Check Out These Amazing Piñatas That Have Medieval Roots

You probably associate piñatas with kids' birthday parties and the associated game of trying to be the one who manages to "win" by breaking the piñata with the bat, spilling out the candy and prizes inside for all the guests.

These are not that kind of piñata.

Artist Roberto Benavidez - a South Texan who lives in Los Angeles - has transformed the piñata into fine art, drawing inspiration from Medieval creatures and demons and artists like Hieronymus Bosch and his painting "The Garden Of Earthly Delights".

They take months to finish, but if you're lucky and going to be in L.A. this February, you can see some of them at the Riverside Art Museum.

And of course, there's always Instagram, where he posts insights into his work.

He told Atlas Obscura that he has received some pushback against the piñatas, and why he won't call them “paper sculptures” instead. “There was incredible resistance to just the word ‘piñata’ being used in a higher art form,” he says. “I love presenting them as piñatas because I love the tension that it brings.”
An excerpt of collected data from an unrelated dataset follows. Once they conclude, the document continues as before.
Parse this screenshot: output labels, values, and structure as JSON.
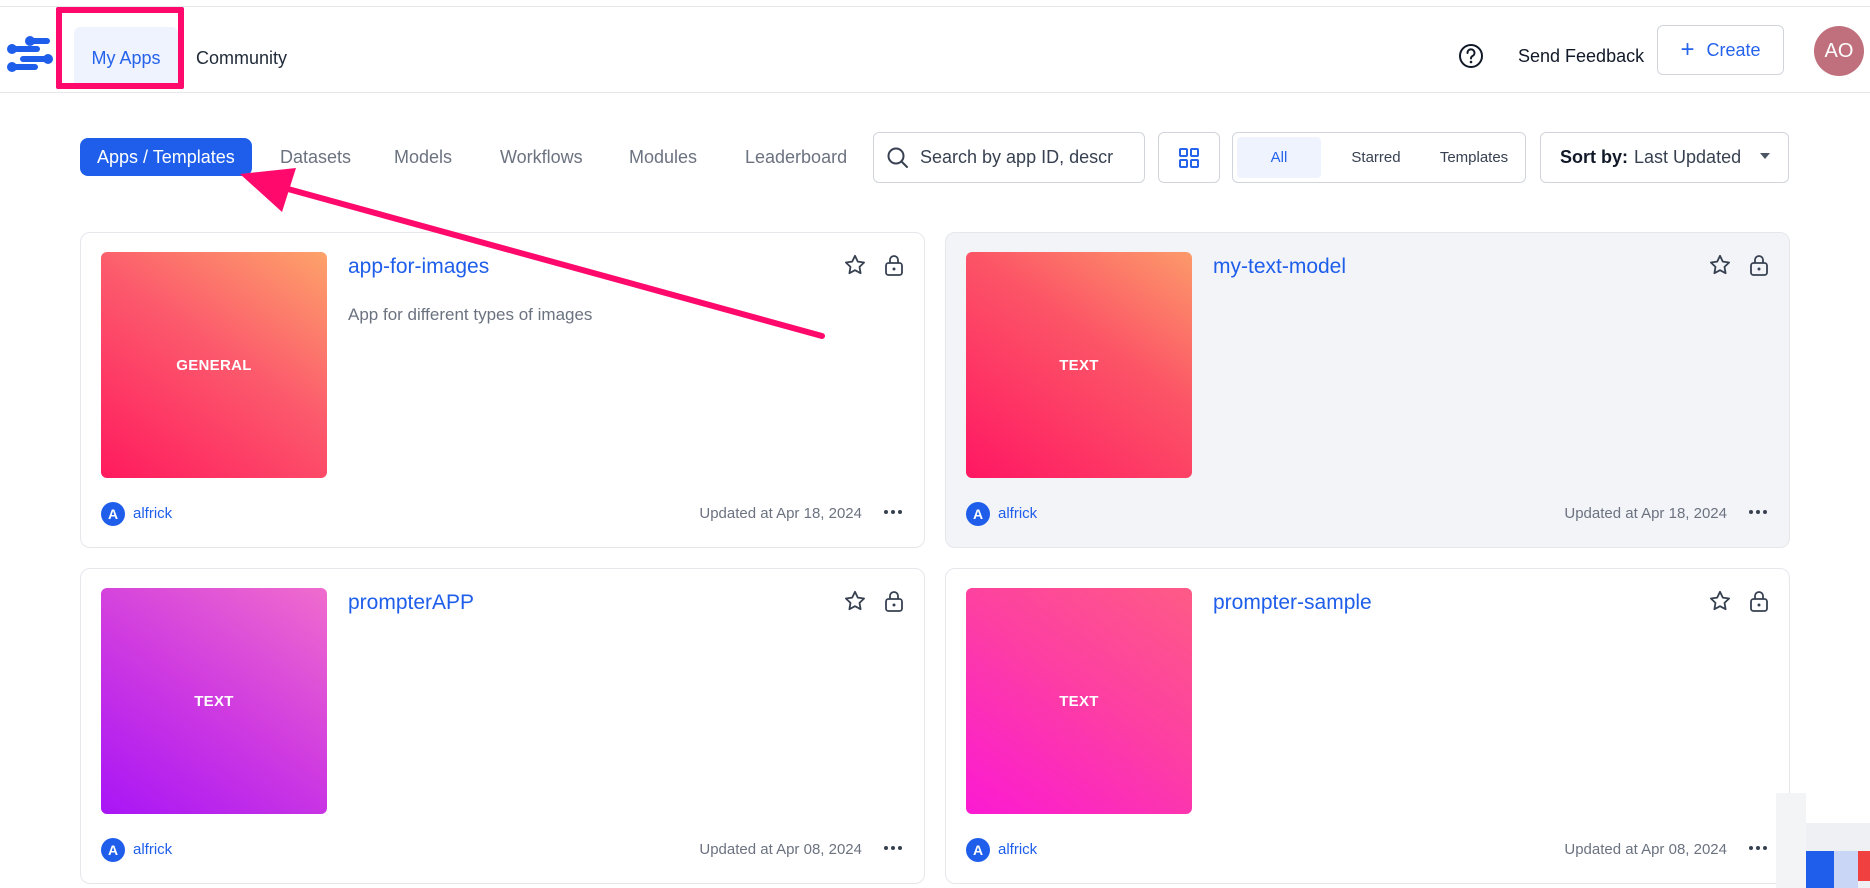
{
  "header": {
    "nav": {
      "my_apps": "My Apps",
      "community": "Community"
    },
    "send_feedback": "Send Feedback",
    "create_label": "Create",
    "create_icon": "+",
    "avatar_initials": "AO"
  },
  "toolbar": {
    "tabs": [
      "Apps / Templates",
      "Datasets",
      "Models",
      "Workflows",
      "Modules",
      "Leaderboard"
    ],
    "active_tab": "Apps / Templates",
    "search_placeholder": "Search by app ID, descr",
    "filters": [
      "All",
      "Starred",
      "Templates"
    ],
    "active_filter": "All",
    "sort_prefix": "Sort by:",
    "sort_value": "Last Updated"
  },
  "cards": [
    {
      "title": "app-for-images",
      "description": "App for different types of images",
      "thumb_label": "GENERAL",
      "owner_initial": "A",
      "owner": "alfrick",
      "updated": "Updated at Apr 18, 2024"
    },
    {
      "title": "my-text-model",
      "description": "",
      "thumb_label": "TEXT",
      "owner_initial": "A",
      "owner": "alfrick",
      "updated": "Updated at Apr 18, 2024"
    },
    {
      "title": "prompterAPP",
      "description": "",
      "thumb_label": "TEXT",
      "owner_initial": "A",
      "owner": "alfrick",
      "updated": "Updated at Apr 08, 2024"
    },
    {
      "title": "prompter-sample",
      "description": "",
      "thumb_label": "TEXT",
      "owner_initial": "A",
      "owner": "alfrick",
      "updated": "Updated at Apr 08, 2024"
    }
  ],
  "colors": {
    "accent": "#1e5eea",
    "annotation": "#ff0a6c",
    "avatar": "#c0707c"
  }
}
Of course, growing up in South Texas Benavidez saw many piñatas at parties. And he identifies as mixed-race, a fusion of histories and cultures - and he thinks of piñatas in the same way. “The piñata’s history is very multicultural,” he told AO. “In my mind, it’s a reflection of me.”

Not that we'd ever take a bat to any of these amazing pieces of art, but we're dying to know if there is anything inside!